You should first check that the drill is plugged into a wall outlet. If that does not work, check that the fuse is intact.

If everything looks fine and the drill still does not start, it is likely that the drill is broken and needs to be repaired by an authorized service center.

The customer is happy and business is thriving.

But why don't they often work?


In our simple example the semantic search was able to find the relevant information. That is not always the case. There might be thousands of documents to search and the chunks may not always contain all the information that is relevant to the question.


How the chunks are created, i.e. how the original documents are split into smaller pieces, is somewhat arbitrary. It can be done in several ways. One way is to split by headings.


However, for a single paragraph to be meaningful, it often needs the context of other paragraphs and sections in the document. That could be added in the chunks as metadata, right?


Yes. The question is: what to add? Document title? Nearby headings? Keywords? Other semantics?
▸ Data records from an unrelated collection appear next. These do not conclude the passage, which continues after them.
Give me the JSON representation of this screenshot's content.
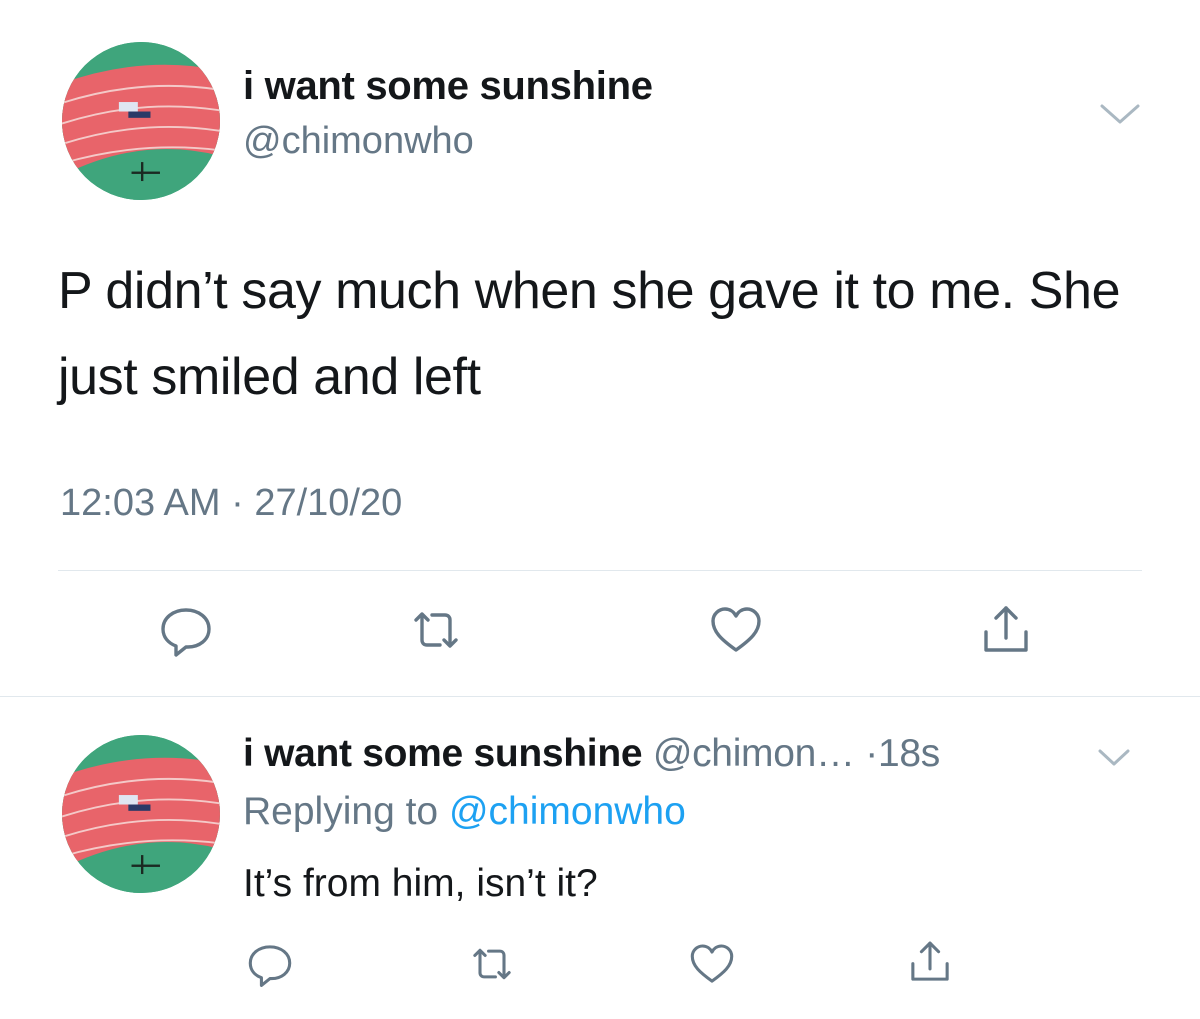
{
  "main_tweet": {
    "display_name": "i want some sunshine",
    "handle": "@chimonwho",
    "text": "P didn’t say much when she gave it to me. She just smiled and left",
    "timestamp": "12:03 AM · 27/10/20"
  },
  "reply_tweet": {
    "display_name": "i want some sunshine",
    "handle": "@chimon…",
    "separator": " ·",
    "age": "18s",
    "replying_prefix": "Replying to ",
    "replying_to": "@chimonwho",
    "text": "It’s from him, isn’t it?"
  },
  "icons": {
    "reply": "comment-icon",
    "retweet": "retweet-icon",
    "like": "heart-icon",
    "share": "share-icon",
    "menu": "chevron-down-icon"
  },
  "colors": {
    "text": "#14171a",
    "secondary": "#657786",
    "link": "#1da1f2",
    "divider": "#e1e8ed",
    "caret": "#aab8c2",
    "avatar_track": "#e8646a",
    "avatar_field": "#3fa57c"
  }
}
But weren't we creating a semantic search in the first place?


You could increase the chunk size, but that comes at a cost. The whole chunk is converted into a single vector. What information can that vector capture if the chunk contains multiple topics and ideas? Maybe a larger vector? Slower and more expensive.


You could also include more chunks in the augmentation phase. But that might not fit into the LLM's memory, the context window. Alternatively, the costs of the LLM would skyrocket since every character incurs a cost.


The following is speculation. Enterprises do not reveal why their chat bots suck.


Companies often want to limit risks. What if the LLM hallucinates? That could happen if the semantic search does not return any good content and the LLM tries to generate an answer no matter what. It does not really understand what it's doing.


These are only some examples, there's more.


So maybe just return some generic answer and a link to the original documents? Safe. Nobody will sue the company.


And that's how you get enterprise chat bots that are infuriating and make you want to switch your bank, airline and insurance company.